Known to anglers as the Black Death, the cormorant is a killing machine that can swim two minutes underwater and diving 80ft. In China, fishermen hunt with trained cormorants, but in Europe the protected species is a hated rival, blamed for emptying rivers of fish.

Anglers have been petitioning the government to do something about the birds for more than a decade. But a perception that cormorant numbers are now out of control has resulted in a clamour for unprecedented action. Eleven groups, including the Angling Trust and the Salmon and Trout Association, are lobbying to influence a review by the Department for Environment, Food and Rural Affairs (Defra) into the control of piscivorours (fish-eating birds) to be published at the end of the year.

The groups want the law changed so that cormorants can be killed under a general licence, similar to those issued for the control of crows or wood pigeons. They complain that current licences allow holders to kill only a handful of birds a year – not nearly enough when cormorant numbers over winter have increased from around 2,000 in the early 1980s to nearly 25,000 now.

Even this number appears conservative to some. The Angling Trust's new Cormorant Watch website has logged close to 100,000 sightings of the birds. Anglers in Walthamstow Marshes close to the Lea say they often see 200-300 fly past them in just an hour.

But allowing cormorants to be culled like crows has alarmed naturalists. "This would be a new departure," said Grahame Madge of the RSPB. "It would be the first time a provision had been made [to cull a species] for sport. The population of cormorants is far lower than wood pigeons, which are almost in their millions. If it were introduced, it would be difficult to monitor how many were being killed and it could result in the population being reduced."

The RSPB is instead calling for anglers and fisheries owners to use non-lethal tactics to protect fish stocks.

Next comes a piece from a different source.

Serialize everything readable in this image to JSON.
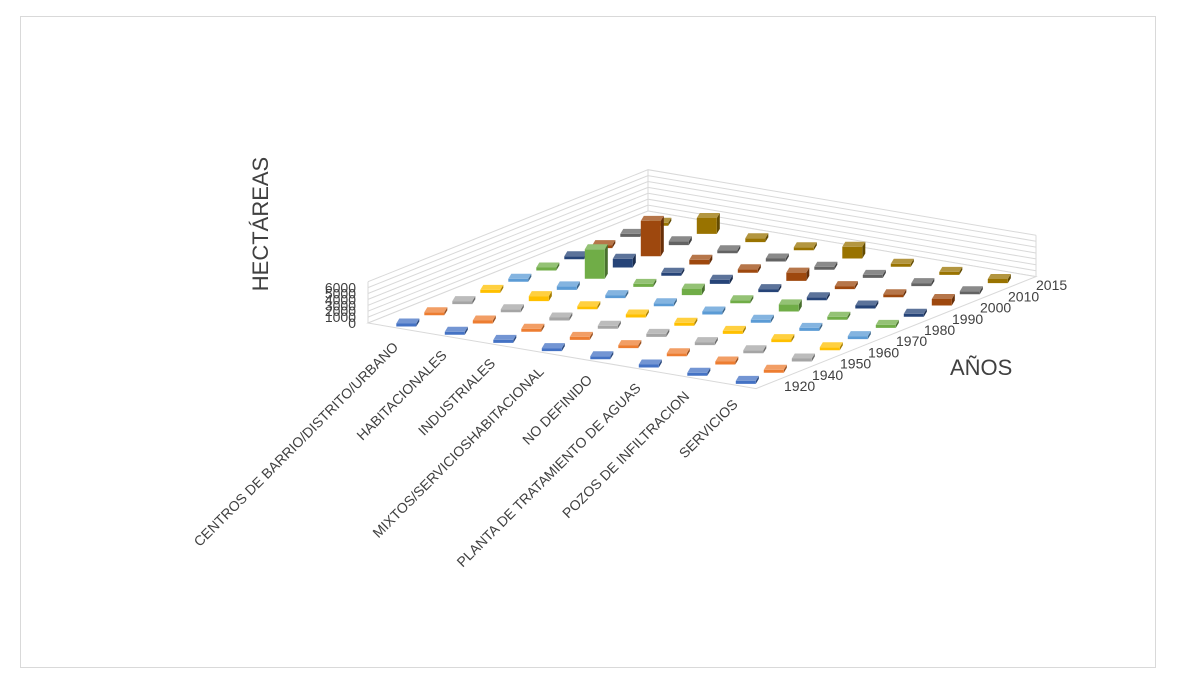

"We tried scare tactics such as firing off a pistol, but that didn't work," said Dennis Meadhurst, secretary of Lee Anglers Consortium, which represents fishing clubs along the Lea. The consortium built reed beds and underwater cages to protect the fish from the birds, but with no success. Meadhurst said it had given up restocking the river because the cormorants, which alert each other to good prey, will simply descend on the new schools and devour them.

"We used to have lots of roach and dace and see gudgeon after gudgeon, but you hardly see any now," Meadhurst said. "We used to take around £60,000 a year [in fishing permits] but then in 1996 the cormorants came in and that was that. We are down to around £15,000 now."

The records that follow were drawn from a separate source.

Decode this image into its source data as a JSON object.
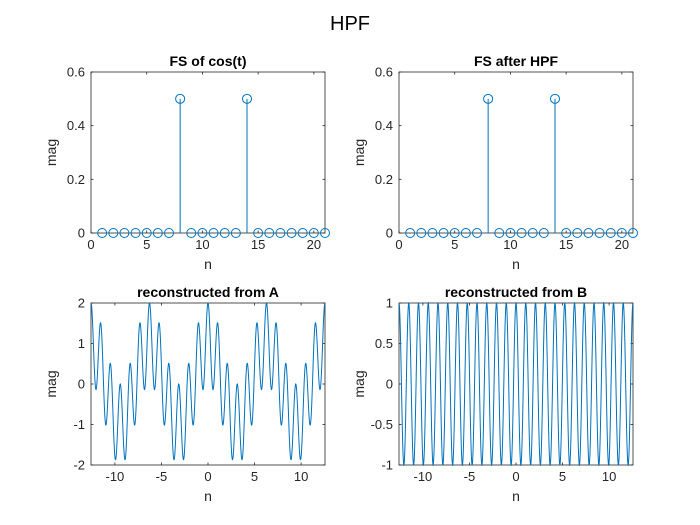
{
  "figure": {
    "title": "HPF",
    "line_color": "#0072BD"
  },
  "chart_data": [
    {
      "type": "stem",
      "title": "FS of cos(t)",
      "xlabel": "n",
      "ylabel": "mag",
      "xlim": [
        0,
        21
      ],
      "ylim": [
        0,
        0.6
      ],
      "xticks": [
        "0",
        "5",
        "10",
        "15",
        "20"
      ],
      "yticks": [
        "0",
        "0.2",
        "0.4",
        "0.6"
      ],
      "x": [
        1,
        2,
        3,
        4,
        5,
        6,
        7,
        8,
        9,
        10,
        11,
        12,
        13,
        14,
        15,
        16,
        17,
        18,
        19,
        20,
        21
      ],
      "values": [
        0,
        0,
        0,
        0,
        0,
        0,
        0,
        0.5,
        0,
        0,
        0,
        0,
        0,
        0.5,
        0,
        0,
        0,
        0,
        0,
        0,
        0
      ]
    },
    {
      "type": "stem",
      "title": "FS after HPF",
      "xlabel": "n",
      "ylabel": "mag",
      "xlim": [
        0,
        21
      ],
      "ylim": [
        0,
        0.6
      ],
      "xticks": [
        "0",
        "5",
        "10",
        "15",
        "20"
      ],
      "yticks": [
        "0",
        "0.2",
        "0.4",
        "0.6"
      ],
      "x": [
        1,
        2,
        3,
        4,
        5,
        6,
        7,
        8,
        9,
        10,
        11,
        12,
        13,
        14,
        15,
        16,
        17,
        18,
        19,
        20,
        21
      ],
      "values": [
        0,
        0,
        0,
        0,
        0,
        0,
        0,
        0.5,
        0,
        0,
        0,
        0,
        0,
        0.5,
        0,
        0,
        0,
        0,
        0,
        0,
        0
      ]
    },
    {
      "type": "line",
      "title": "reconstructed from A",
      "xlabel": "n",
      "ylabel": "mag",
      "xlim": [
        -12.566,
        12.566
      ],
      "ylim": [
        -2,
        2
      ],
      "xticks": [
        "-10",
        "-5",
        "0",
        "5",
        "10"
      ],
      "yticks": [
        "-2",
        "-1",
        "0",
        "1",
        "2"
      ],
      "expression": "cos(t) + cos(6t)",
      "components": [
        {
          "amplitude": 1,
          "frequency": 1
        },
        {
          "amplitude": 1,
          "frequency": 6
        }
      ]
    },
    {
      "type": "line",
      "title": "reconstructed from B",
      "xlabel": "n",
      "ylabel": "mag",
      "xlim": [
        -12.566,
        12.566
      ],
      "ylim": [
        -1,
        1
      ],
      "xticks": [
        "-10",
        "-5",
        "0",
        "5",
        "10"
      ],
      "yticks": [
        "-1",
        "-0.5",
        "0",
        "0.5",
        "1"
      ],
      "expression": "cos(6t)",
      "components": [
        {
          "amplitude": 1,
          "frequency": 6
        }
      ]
    }
  ]
}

Similar problems have been reported in the Lake District, Yorkshire, Kent and Scotland. Meadhurst, a birdwatcher, has no doubt what is responsible for the seabirds moving inland. "Commercial fishing has depleted the sea of fish stocks, because boats have been trawling too close to the shore. At the same time you've got farmers diversifying into fish farms for trout, offering cormorants free dinners all over the place."

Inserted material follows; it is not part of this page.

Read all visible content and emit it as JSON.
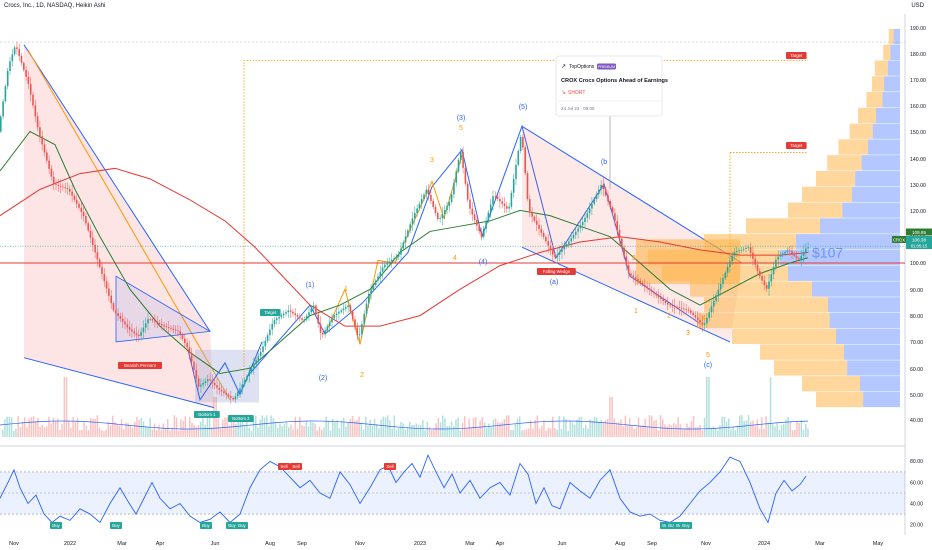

The migration inland has affected the birds' diet. A cormorant needs around 300g of sea fish a day. But river fish are less fatty, meaning a bird will need to consume around double this amount.

The previous government increased the number of cormorants that could be killed a year from 500 to 3,000, a level that troubles the RSPB, which disputes claims the birds are responsible for a significant decline in river fish. "If there are cormorants at a site, most naturalists would say that means there are fish there," Madge said. "If they were eating all the fish, they would decline in numbers. There is no science to back up claims the situation is getting worse, but anglers want to reach for the shotgun."

Even the anglers think it unlikely the government will sanction a major cull. Meadhurst is gloomy about the prospects for the next generation of anglers. "You can't teach them to fish when they know the float isn't going to go under," he said. "They just won't be interested."